The Angry Silence has everything that the critics have said British films lack. The subject matter is contemporary, and shot in an industrial setting with a black and white naturalism. It deals with a social problem and has a working class hero.

The film demonstrates how irrelevant these characteristics are to quality

Not that it is without merit. Perhaps for the first time on British screens a factory worker comes home to watch the telly and do his pools and it is not meant to be funny. The character of the hero, Tom Curtis, and his relationship with his family is one of the happiest things about the film.

There is a nice feeling for the pattern of family life. Domestic irritation is part of this pattern, as well as sentimental affection, and yet we do not feel that these have been added to give the “other side of the picture". Slight incidents—the mother throwing the front door key from the top window to the little girl on her return from school, Tom going off, with his trousers turned into his socks, to play football with his son Brian, and Brian himself pattering through in his pyjamas to announce: "me heart has stopped”—are carefully observed without degenerating into “social observation”.

Richard Attenborough as Tom Curtis plays with an understanding that suggests an ability which would certainly have been developed within the framework of any more progressive industry. The casting of Pier Angeli in the role of the wife Anna (although she is less adequate) is not as inappropriate as might have been feared. Because of this, and because of the script— which, although it has its lapses, at least indicates an awareness of how people actually speak—these early scenes establish on the part of the audience a genuine sympathy for Tom. When his crisis comes, when he refuses to strike and is subsequently sent to “Coventry”, we can accept as true the confusion of reasons that lie behind his decision. In the film’s most impressive performance, Michael Craig as Joe, the Curtis’s young boarder, intelligently conveys the character’s indifference to the adult world of “responsibility”, committees and decisions—“as long as he gets his beer and his oats he don’t wanna know”. He also manages to suggest the feeling of unease that accompanies this indifference. Joe is finally confronted by the meaning of indifference when Tom is beaten up by the young thugs, and the scene between Joe and Anna in the hospital waiting room is quite beautifully played.

Unfortunately these positive qualities are all but obliterated by a chaotic plot and a mounting melodrama imposed on the film from the outside.

The film opens with the arrival in Melsham of a man called Travers who makes secret contact with Connolly, the shop steward, and is represented as the man behind the strike.

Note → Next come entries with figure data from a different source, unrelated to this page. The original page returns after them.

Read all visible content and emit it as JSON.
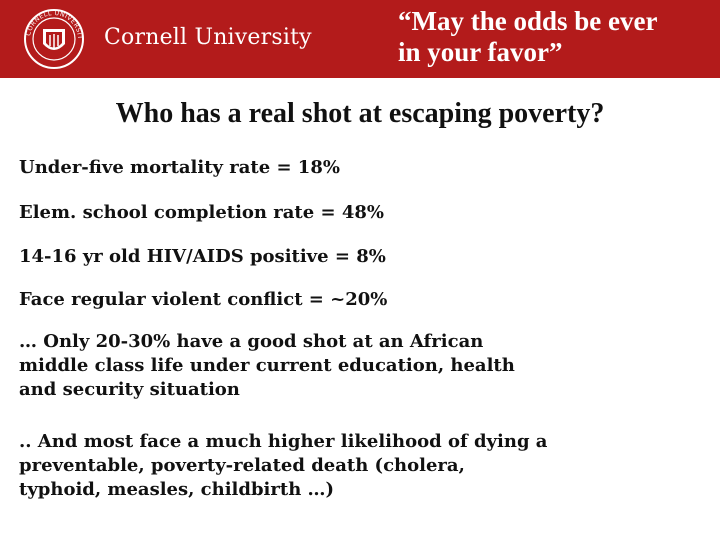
{
  "header": {
    "university_name": "Cornell University",
    "seal_text": "CORNELL UNIVERSITY",
    "quote_line_1": "“May the odds be ever",
    "quote_line_2": "in your favor”",
    "colors": {
      "banner": "#b31b1b",
      "text_on_banner": "#ffffff"
    }
  },
  "slide": {
    "title": "Who has a real shot at escaping poverty?",
    "stats": [
      "Under-five mortality rate = 18%",
      "Elem. school completion rate = 48%",
      "14-16 yr old HIV/AIDS positive = 8%",
      "Face regular violent conflict = ~20%"
    ],
    "paragraph_1": [
      "… Only 20-30% have a good shot at an African",
      "middle class life under current education, health",
      "and security situation"
    ],
    "paragraph_2": [
      ".. And most face a much higher likelihood of dying a",
      "preventable, poverty-related death (cholera,",
      "typhoid, measles, childbirth …)"
    ]
  }
}
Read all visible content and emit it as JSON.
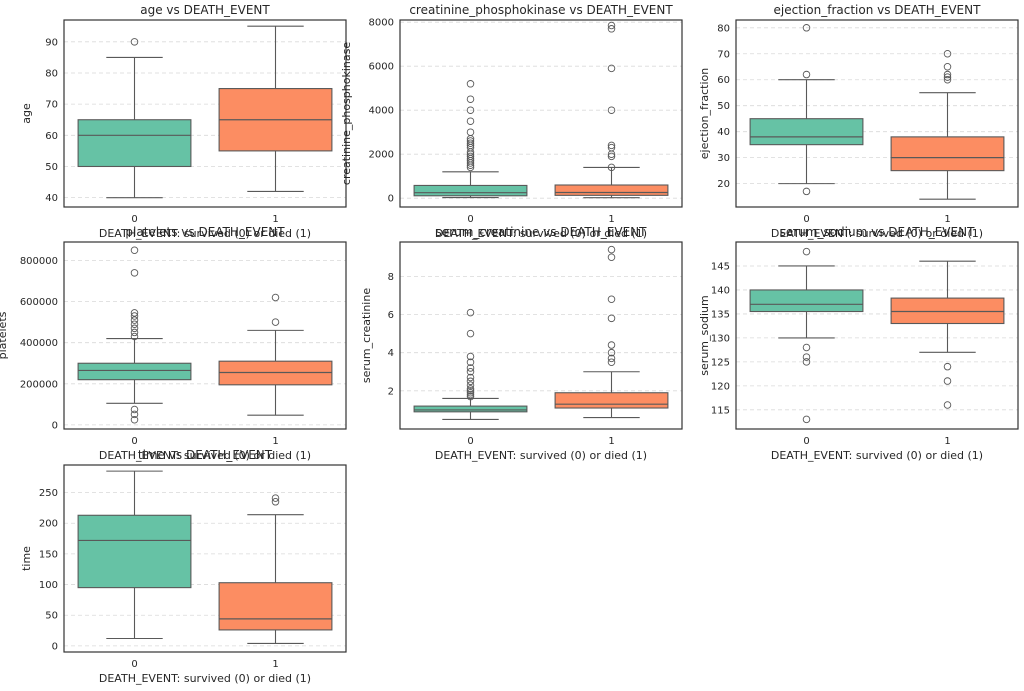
{
  "figure": {
    "background": "#ffffff",
    "grid_color": "#d9d9d9",
    "frame_color": "#333333"
  },
  "colors": {
    "group0": "#66c2a5",
    "group1": "#fc8d62",
    "line": "#595959"
  },
  "chart_data": [
    {
      "type": "box",
      "title": "age vs DEATH_EVENT",
      "xlabel": "DEATH_EVENT: survived (0) or died (1)",
      "ylabel": "age",
      "ylim": [
        37,
        97
      ],
      "yticks": [
        40,
        50,
        60,
        70,
        80,
        90
      ],
      "ytick_labels": [
        "40",
        "50",
        "60",
        "70",
        "80",
        "90"
      ],
      "categories": [
        "0",
        "1"
      ],
      "grid": true,
      "boxes": [
        {
          "category": "0",
          "q1": 50,
          "median": 60,
          "q3": 65,
          "whislo": 40,
          "whishi": 85,
          "fliers": [
            90
          ]
        },
        {
          "category": "1",
          "q1": 55,
          "median": 65,
          "q3": 75,
          "whislo": 42,
          "whishi": 95,
          "fliers": []
        }
      ]
    },
    {
      "type": "box",
      "title": "creatinine_phosphokinase vs DEATH_EVENT",
      "xlabel": "DEATH_EVENT: survived (0) or died (1)",
      "ylabel": "creatinine_phosphokinase",
      "ylim": [
        -400,
        8100
      ],
      "yticks": [
        0,
        2000,
        4000,
        6000,
        8000
      ],
      "ytick_labels": [
        "0",
        "2000",
        "4000",
        "6000",
        "8000"
      ],
      "categories": [
        "0",
        "1"
      ],
      "grid": true,
      "boxes": [
        {
          "category": "0",
          "q1": 110,
          "median": 250,
          "q3": 580,
          "whislo": 30,
          "whishi": 1200,
          "fliers": [
            1400,
            1500,
            1600,
            1700,
            1800,
            1900,
            2000,
            2100,
            2300,
            2400,
            2500,
            2600,
            2700,
            3000,
            3500,
            4000,
            4500,
            5200
          ]
        },
        {
          "category": "1",
          "q1": 130,
          "median": 260,
          "q3": 600,
          "whislo": 25,
          "whishi": 1400,
          "fliers": [
            1400,
            1900,
            2000,
            2300,
            2400,
            4000,
            5900,
            7700,
            7850
          ]
        }
      ]
    },
    {
      "type": "box",
      "title": "ejection_fraction vs DEATH_EVENT",
      "xlabel": "DEATH_EVENT: survived (0) or died (1)",
      "ylabel": "ejection_fraction",
      "ylim": [
        11,
        83
      ],
      "yticks": [
        20,
        30,
        40,
        50,
        60,
        70,
        80
      ],
      "ytick_labels": [
        "20",
        "30",
        "40",
        "50",
        "60",
        "70",
        "80"
      ],
      "categories": [
        "0",
        "1"
      ],
      "grid": true,
      "boxes": [
        {
          "category": "0",
          "q1": 35,
          "median": 38,
          "q3": 45,
          "whislo": 20,
          "whishi": 60,
          "fliers": [
            17,
            62,
            80
          ]
        },
        {
          "category": "1",
          "q1": 25,
          "median": 30,
          "q3": 38,
          "whislo": 14,
          "whishi": 55,
          "fliers": [
            60,
            61,
            62,
            65,
            70
          ]
        }
      ]
    },
    {
      "type": "box",
      "title": "platelets vs DEATH_EVENT",
      "xlabel": "DEATH_EVENT: survived (0) or died (1)",
      "ylabel": "platelets",
      "ylim": [
        -20000,
        890000
      ],
      "yticks": [
        0,
        200000,
        400000,
        600000,
        800000
      ],
      "ytick_labels": [
        "0",
        "200000",
        "400000",
        "600000",
        "800000"
      ],
      "categories": [
        "0",
        "1"
      ],
      "grid": true,
      "boxes": [
        {
          "category": "0",
          "q1": 220000,
          "median": 265000,
          "q3": 300000,
          "whislo": 105000,
          "whishi": 420000,
          "fliers": [
            25000,
            51000,
            75000,
            430000,
            450000,
            470000,
            490000,
            510000,
            530000,
            545000,
            740000,
            850000
          ]
        },
        {
          "category": "1",
          "q1": 195000,
          "median": 255000,
          "q3": 310000,
          "whislo": 47000,
          "whishi": 460000,
          "fliers": [
            500000,
            620000
          ]
        }
      ]
    },
    {
      "type": "box",
      "title": "serum_creatinine vs DEATH_EVENT",
      "xlabel": "DEATH_EVENT: survived (0) or died (1)",
      "ylabel": "serum_creatinine",
      "ylim": [
        0,
        9.8
      ],
      "yticks": [
        2,
        4,
        6,
        8
      ],
      "ytick_labels": [
        "2",
        "4",
        "6",
        "8"
      ],
      "categories": [
        "0",
        "1"
      ],
      "grid": true,
      "boxes": [
        {
          "category": "0",
          "q1": 0.9,
          "median": 1.0,
          "q3": 1.2,
          "whislo": 0.5,
          "whishi": 1.6,
          "fliers": [
            1.7,
            1.8,
            1.9,
            2.0,
            2.1,
            2.3,
            2.5,
            2.7,
            3.0,
            3.2,
            3.5,
            3.8,
            5.0,
            6.1
          ]
        },
        {
          "category": "1",
          "q1": 1.1,
          "median": 1.3,
          "q3": 1.9,
          "whislo": 0.6,
          "whishi": 3.0,
          "fliers": [
            3.5,
            3.7,
            4.0,
            4.4,
            5.8,
            6.8,
            9.0,
            9.4
          ]
        }
      ]
    },
    {
      "type": "box",
      "title": "serum_sodium vs DEATH_EVENT",
      "xlabel": "DEATH_EVENT: survived (0) or died (1)",
      "ylabel": "serum_sodium",
      "ylim": [
        111,
        150
      ],
      "yticks": [
        115,
        120,
        125,
        130,
        135,
        140,
        145
      ],
      "ytick_labels": [
        "115",
        "120",
        "125",
        "130",
        "135",
        "140",
        "145"
      ],
      "categories": [
        "0",
        "1"
      ],
      "grid": true,
      "boxes": [
        {
          "category": "0",
          "q1": 135.5,
          "median": 137,
          "q3": 140,
          "whislo": 130,
          "whishi": 145,
          "fliers": [
            113,
            125,
            126,
            128,
            148
          ]
        },
        {
          "category": "1",
          "q1": 133,
          "median": 135.5,
          "q3": 138.3,
          "whislo": 127,
          "whishi": 146,
          "fliers": [
            116,
            121,
            124
          ]
        }
      ]
    },
    {
      "type": "box",
      "title": "time vs DEATH_EVENT",
      "xlabel": "DEATH_EVENT: survived (0) or died (1)",
      "ylabel": "time",
      "ylim": [
        -10,
        295
      ],
      "yticks": [
        0,
        50,
        100,
        150,
        200,
        250
      ],
      "ytick_labels": [
        "0",
        "50",
        "100",
        "150",
        "200",
        "250"
      ],
      "categories": [
        "0",
        "1"
      ],
      "grid": true,
      "boxes": [
        {
          "category": "0",
          "q1": 95,
          "median": 172,
          "q3": 213,
          "whislo": 12,
          "whishi": 285,
          "fliers": []
        },
        {
          "category": "1",
          "q1": 26,
          "median": 44,
          "q3": 103,
          "whislo": 4,
          "whishi": 214,
          "fliers": [
            235,
            241
          ]
        }
      ]
    }
  ]
}
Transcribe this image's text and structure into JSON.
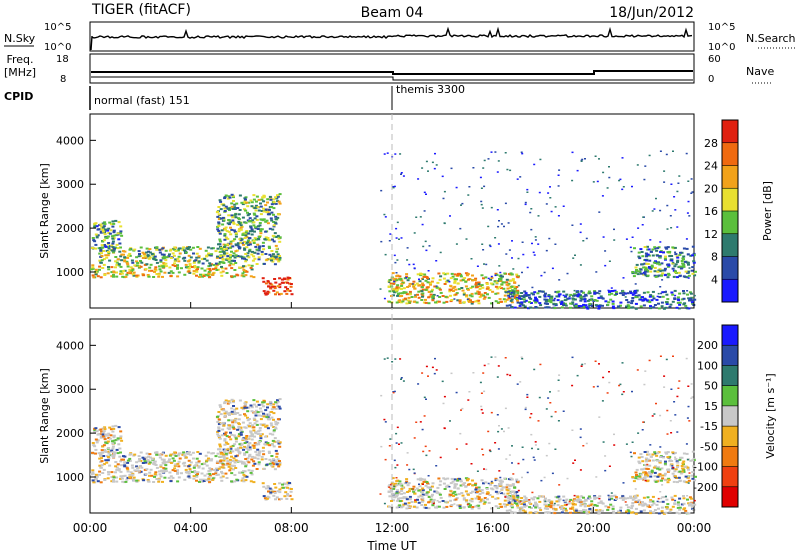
{
  "header": {
    "station": "TIGER (fitACF)",
    "beam": "Beam 04",
    "date": "18/Jun/2012"
  },
  "top_panels": {
    "nsky_label": "N.Sky",
    "nsky_left_ticks": [
      "10^5",
      "10^0"
    ],
    "nsearch_label": "N.Search",
    "nsearch_right_ticks": [
      "10^5",
      "10^0"
    ],
    "freq_label": "Freq.",
    "freq_unit": "[MHz]",
    "freq_ticks": [
      "18",
      "8"
    ],
    "nave_label": "Nave",
    "nave_ticks": [
      "60",
      "0"
    ],
    "cpid_label": "CPID",
    "cpid_segments": [
      {
        "label": "normal (fast) 151",
        "start_hour": 0
      },
      {
        "label": "themis 3300",
        "start_hour": 12
      }
    ]
  },
  "x_axis": {
    "label": "Time UT",
    "ticks": [
      "00:00",
      "04:00",
      "08:00",
      "12:00",
      "16:00",
      "20:00",
      "00:00"
    ]
  },
  "chart_data": [
    {
      "type": "heatmap",
      "name": "power",
      "ylabel": "Slant Range [km]",
      "ylim": [
        180,
        4600
      ],
      "yticks": [
        1000,
        2000,
        3000,
        4000
      ],
      "xlim": [
        0,
        24
      ],
      "colorbar": {
        "label": "Power [dB]",
        "tick_labels": [
          "4",
          "8",
          "12",
          "16",
          "20",
          "24",
          "28"
        ],
        "range": [
          0,
          30
        ],
        "colors": [
          "#1a1aff",
          "#2a4aa8",
          "#2e7a6e",
          "#5bbf3c",
          "#e8e030",
          "#f2a21a",
          "#f06a10",
          "#e02010"
        ]
      },
      "echo_regions": [
        {
          "t": [
            0.0,
            1.2
          ],
          "r": [
            1500,
            2200
          ],
          "level": 0.35
        },
        {
          "t": [
            0.0,
            6.5
          ],
          "r": [
            900,
            1200
          ],
          "level": 0.6
        },
        {
          "t": [
            0.3,
            5.5
          ],
          "r": [
            1200,
            1600
          ],
          "level": 0.45
        },
        {
          "t": [
            5.0,
            7.5
          ],
          "r": [
            1200,
            2800
          ],
          "level": 0.4
        },
        {
          "t": [
            6.8,
            8.0
          ],
          "r": [
            500,
            900
          ],
          "level": 0.9
        },
        {
          "t": [
            11.8,
            17.0
          ],
          "r": [
            300,
            1000
          ],
          "level": 0.6
        },
        {
          "t": [
            16.5,
            24.0
          ],
          "r": [
            180,
            600
          ],
          "level": 0.25
        },
        {
          "t": [
            21.5,
            24.0
          ],
          "r": [
            900,
            1600
          ],
          "level": 0.3
        }
      ]
    },
    {
      "type": "heatmap",
      "name": "velocity",
      "ylabel": "Slant Range [km]",
      "ylim": [
        180,
        4600
      ],
      "yticks": [
        1000,
        2000,
        3000,
        4000
      ],
      "xlim": [
        0,
        24
      ],
      "colorbar": {
        "label": "Velocity [m s⁻¹]",
        "tick_labels": [
          "200",
          "100",
          "50",
          "15",
          "-15",
          "-50",
          "-100",
          "-200"
        ],
        "colors": [
          "#1a1aff",
          "#2a4aa8",
          "#2e7a6e",
          "#5bbf3c",
          "#c8c8c8",
          "#f0b020",
          "#f07a10",
          "#f04010",
          "#e00000"
        ]
      }
    }
  ]
}
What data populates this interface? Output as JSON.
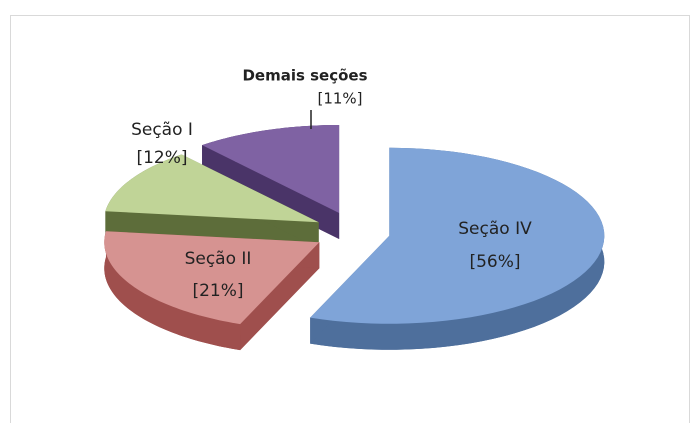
{
  "chart_data": {
    "type": "pie3d",
    "categories": [
      "Seção IV",
      "Seção II",
      "Seção I",
      "Demais seções"
    ],
    "values": [
      56,
      21,
      12,
      11
    ],
    "value_labels": [
      "[56%]",
      "[21%]",
      "[12%]",
      "[11%]"
    ],
    "colors": [
      "#7fa4d8",
      "#d69391",
      "#c0d497",
      "#7f62a3"
    ],
    "side_colors": [
      "#4e6f9c",
      "#9f4f4d",
      "#5d6d3a",
      "#4a3468"
    ]
  }
}
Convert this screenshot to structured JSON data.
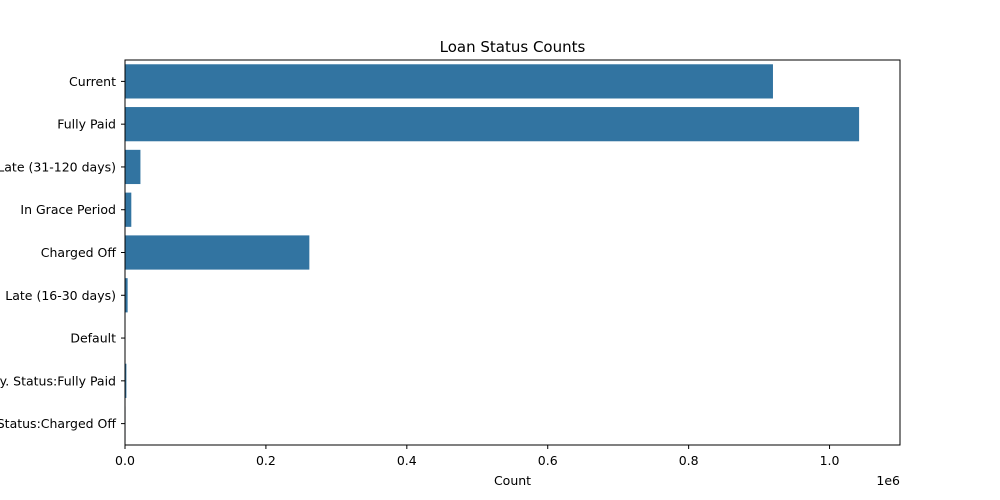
{
  "chart_data": {
    "type": "bar",
    "orientation": "horizontal",
    "title": "Loan Status Counts",
    "xlabel": "Count",
    "ylabel": "",
    "categories": [
      "Current",
      "Fully Paid",
      "Late (31-120 days)",
      "In Grace Period",
      "Charged Off",
      "Late (16-30 days)",
      "Default",
      "Does not meet the credit policy. Status:Fully Paid",
      "Does not meet the credit policy. Status:Charged Off"
    ],
    "values": [
      919695,
      1041952,
      21897,
      8952,
      261655,
      3737,
      29,
      1988,
      761
    ],
    "xlim": [
      0,
      1100000
    ],
    "xticks": [
      0,
      200000,
      400000,
      600000,
      800000,
      1000000
    ],
    "xtick_labels": [
      "0.0",
      "0.2",
      "0.4",
      "0.6",
      "0.8",
      "1.0"
    ],
    "offset_text": "1e6",
    "bar_color": "#3274a1",
    "grid": false,
    "legend": "none"
  }
}
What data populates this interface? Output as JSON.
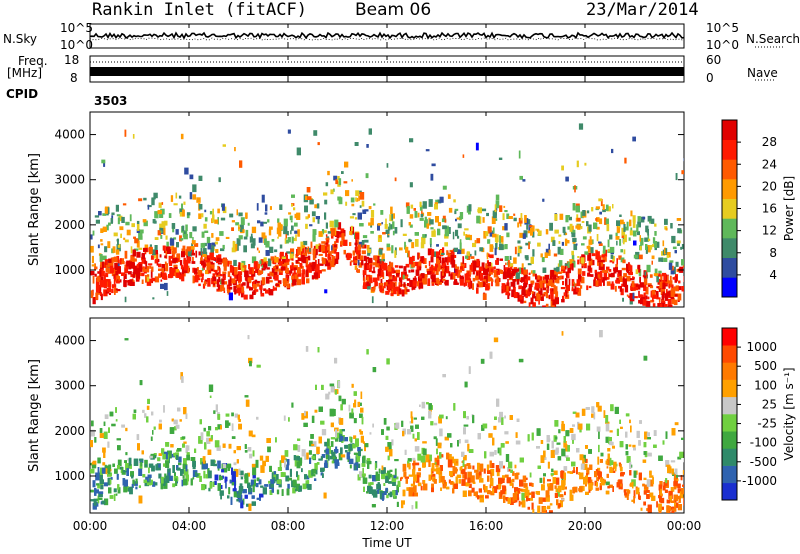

The atmosphere this establishes is that of the thriller. Presumably Travers is meant to be a Communist. At least his appearance—sunken cheeks, tweed jacket, glasses, etc.—suggests the screen stereotype of the agitator. His actual role is, however, treated so obliquely that he must present a puzzle to many audiences. He is seen every so often ringing London for instructions. A hurried reference on the phone to ICBM is the only hint in the film about the work of the factory. It is suggested that Travers is using Connolly, and Connolly is shown as an old time unionist dreaming of the days of hunger marches and worker’s solidarity and resenting the current teenage indifference. But it is hard to believe that Connolly is unaware that he is engaged in secret plotting.